Gao JianZhao, Tao Xue-Wen, Zhao Jia, Feng Yuan-Ming, Cai Yu-Dong, Zhang Ning
School of Mathematical Sciences and LPMC, Nankai University, Tianjin. China.
Department of Biomedical Engineering, Tianjin Key Lab of Biomedical Engineering Measurement, Tianjin University, Tianjin. China.
Comb Chem High Throughput Screen. 2017;20(7):629-637. doi: 10.2174/1386207320666170314093216.
Lysine acetylation, as one type of post-translational modifications (PTM), plays key roles in cellular regulations and can be involved in a variety of human diseases. However, it is often high-cost and time-consuming to use traditional experimental approaches to identify the lysine acetylation sites. Therefore, effective computational methods should be developed to predict the acetylation sites. In this study, we developed a position-specific method for epsilon lysine acetylation site prediction.
Sequences of acetylated proteins were retrieved from the UniProt database. Various kinds of features such as position specific scoring matrix (PSSM), amino acid factors (AAF), and disorders were incorporated. A feature selection method based on mRMR (Maximum Relevance Minimum Redundancy) and IFS (Incremental Feature Selection) was employed.
Finally, 319 optimal features were selected from total 541 features. Using the 319 optimal features to encode peptides, a predictor was constructed based on dagging. As a result, an accuracy of 69.56% with MCC of 0.2792 was achieved. We analyzed the optimal features, which suggested some important factors determining the lysine acetylation sites.
We developed a position-specific method for epsilon lysine acetylation site prediction. A set of optimal features was selected. Analysis of the optimal features provided insights into the mechanism of lysine acetylation sites, providing guidance of experimental validation.

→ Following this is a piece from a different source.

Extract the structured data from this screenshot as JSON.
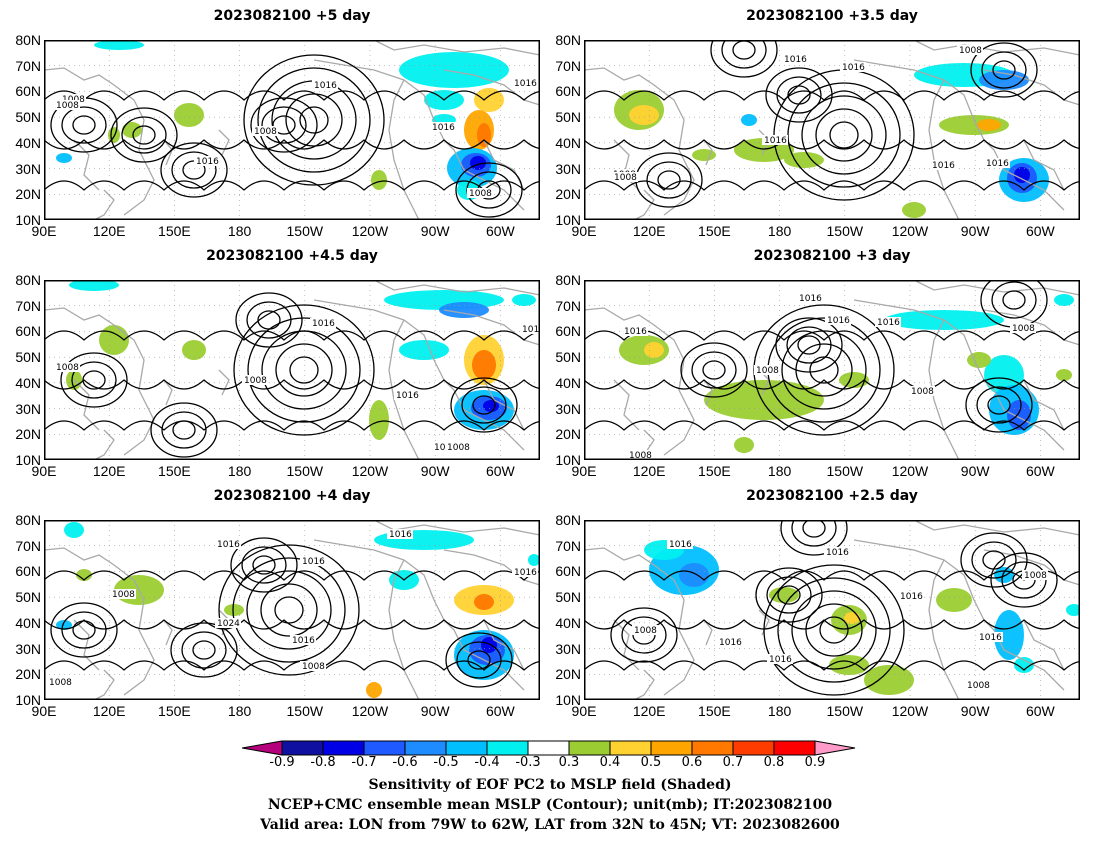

赖氨酸乙酰化作为一种翻译后修饰(PTM),在细胞调控中发挥关键作用,并可能涉及多种人类疾病。然而,使用传统实验方法鉴定赖氨酸乙酰化位点通常成本高昂且耗时。因此,应开发有效的计算方法来预测乙酰化位点。在本研究中,我们开发了一种用于ε-赖氨酸乙酰化位点预测的位置特异性方法。
从UniProt数据库中检索乙酰化蛋白质的序列。纳入了各种特征,如位置特异性评分矩阵(PSSM)、氨基酸因子(AAF)和无序性。采用了基于最大相关最小冗余(mRMR)和增量特征选择(IFS)的特征选择方法。
最终,从总共541个特征中选择了319个最优特征。使用这319个最优特征对肽段进行编码,基于袋装法构建了一个预测器。结果,准确率达到69.56%,马修斯相关系数(MCC)为0.2792。我们分析了最优特征,这揭示了一些决定赖氨酸乙酰化位点的重要因素。
我们开发了一种用于ε-赖氨酸乙酰化位点预测的位置特异性方法。选择了一组最优特征。对最优特征的分析为赖氨酸乙酰化位点的机制提供了见解,为实验验证提供了指导。